Comments:
Lol yea this fits nicely with the Lianja thread and today’s discussion of xBase++.
There is a part of me that doesn’t like to throw away things that aren’t broken, especially when they work well and can still be improved.
(I went through a retro computing phase recently, playing in my non-existent spare time with writing code for a certain 8-bit OS, and it was a blast, given that even a Z-80 software emulation is around 10x faster than the original hardware. But TBH I’m not sure how we got anything useful done on such limited hardware; I have become soft, lol.)
Alaska Software claims there are still a million users worldwide using xBase software in some form or other, and I believe them (although “a million” sounds like a wild guess, it’s probably not wrong, either). Just as there is still COBOL code running in banks.
That said, I’m using the latest C# compiler for actual paying work and I have coded anew large parts of the system I presided over for the past decade and a half and it’s running at least 3x faster and producing better output by applying lessons learned, so …

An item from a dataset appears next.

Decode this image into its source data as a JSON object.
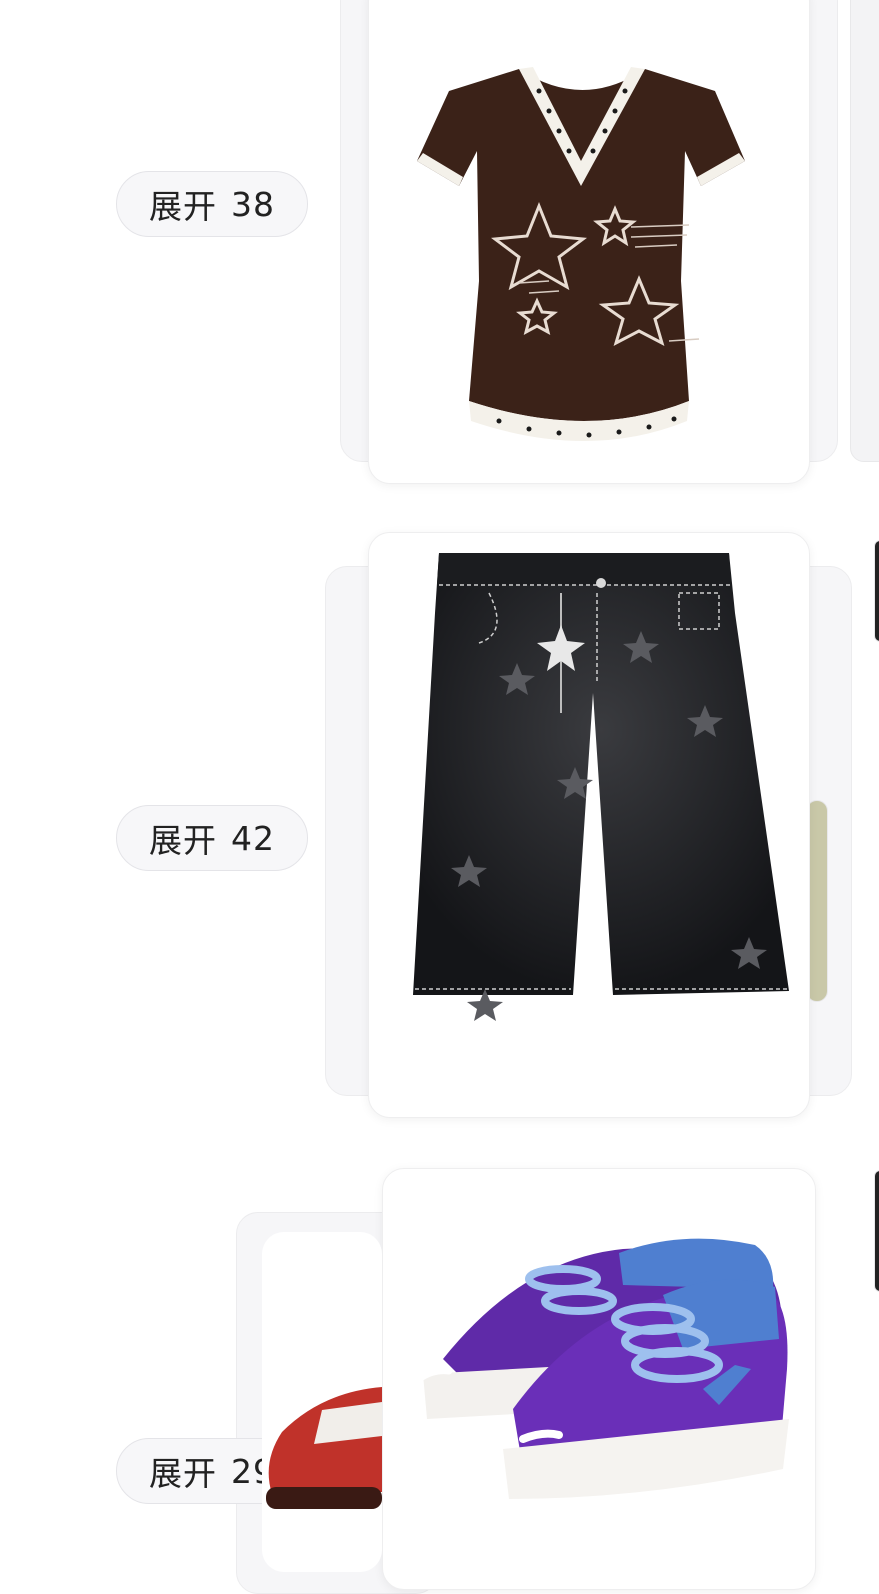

LOL, I expected a download link to the memoirs of Genius (of course behind a paywall)
Chapter 1. All code rots or gets replaced, or how I invented API2
If @thorstenstueker sees some of those comments about Java he’s going to get apoplectic.
Or
How I misunderstood and thought that once its written it’s DONE and never has to be looked at again
Your comment in a picture. I already hear a whiff of thunder …
The look on that bears face say Dinner Time !
2:08 is pretty accurate too
DEPRECATION, in the world of IT
summarized by the Buddha, ~2500 years ago:
“All conditioned things are impermanent,
Their nature is to arise and pass away;
When we see this truth,
We will become disenchanted and find liberation."
Chapter 20, Verse 277 of the Dhammapada.